Send your submissions to [the first 314 digits of π starting with 3 and without the .] Happy coding!

Improved Pricing Scheme for Realtime Cores

February 29th, 2012 by Ken Elkabany

If you’ve been using realtime cores to leverage hundreds of cores in parallel, this is the cost-reducing update you’ve been waiting for. We’ve implemented the pricing change outlined in our previous post.

What’s changed?

At first glance, our realtime core prices look like they’ve been bumped up significantly. A realtime c1 core used to be priced at $0.015/hour, and now it’s $0.03/hour. Don’t be alarmed! The difference is that the old price was an additional charge added on top of your computation bill. The new price is not a charge, but an hourly minimum.

A simple example

For a single c1 realtime core, if you use at least $0.03 (the hourly minimum) of computation in a single hour, you do not pay anything extra by having the realtime core. We reserved a core for you, and since you put it to good use, you get it for free. If you don’t use as much as $0.03 of computation in the hour, we adjust your computation bill so that you paid a total of $0.03. In other words, in exchange for us reserving a core for you, you agree to pay at least the hourly minimum whether it’s by the amount of computation you run, or by an adjusted bill.

In our old scheme, if you ran $0.03 worth of computation, you would pay $0.03 + $0.015 = $0.045. In this case, our new scheme saves you 33% of your bill!

Why is this great?

If you’ve been using hundreds of realtime cores on PiCloud, you understand the pain that this solves. Instead of paying $0.015 per core per hour on top of your computation bill, you can now reserve hundreds of realtime cores for your parallel processing needs with potentially no additional fee.
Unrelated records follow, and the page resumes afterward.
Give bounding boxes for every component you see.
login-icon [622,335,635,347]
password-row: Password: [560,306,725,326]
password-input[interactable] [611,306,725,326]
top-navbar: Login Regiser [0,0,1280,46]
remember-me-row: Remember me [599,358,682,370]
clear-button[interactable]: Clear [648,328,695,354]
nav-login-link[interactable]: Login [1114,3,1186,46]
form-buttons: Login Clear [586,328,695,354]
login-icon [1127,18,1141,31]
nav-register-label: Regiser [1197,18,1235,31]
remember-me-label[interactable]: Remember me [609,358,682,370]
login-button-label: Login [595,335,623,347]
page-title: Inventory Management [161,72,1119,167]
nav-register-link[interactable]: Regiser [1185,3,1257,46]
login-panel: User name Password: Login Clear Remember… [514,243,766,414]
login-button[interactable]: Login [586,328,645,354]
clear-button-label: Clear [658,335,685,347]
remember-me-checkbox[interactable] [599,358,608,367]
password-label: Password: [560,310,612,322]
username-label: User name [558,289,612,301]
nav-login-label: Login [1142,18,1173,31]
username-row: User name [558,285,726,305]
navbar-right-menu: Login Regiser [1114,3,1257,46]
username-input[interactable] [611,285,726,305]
How much do I need to utilize my cores for them to be free?

Just take the ratio between the core type’s realtime hourly minimum, and the standard price. For a c1 core, that’s $0.03/$0.05 = 60%. In other words, you need to be utilizing the core for 60% (36 minutes) of the hour to hit the minimum hourly bill.

How do I control which jobs are scheduled to realtime cores?

We automatically schedule your jobs to the appropriate cores. In fact, if we have slack capacity, you may utilize more cores in parallel than the number of realtimes cores you have, and those extra cores will still count towards your hourly minimum.

How will this change be phased in?

For this month, and the month of March, users who use realtime will be given the cheaper of the old and new pricing schemes.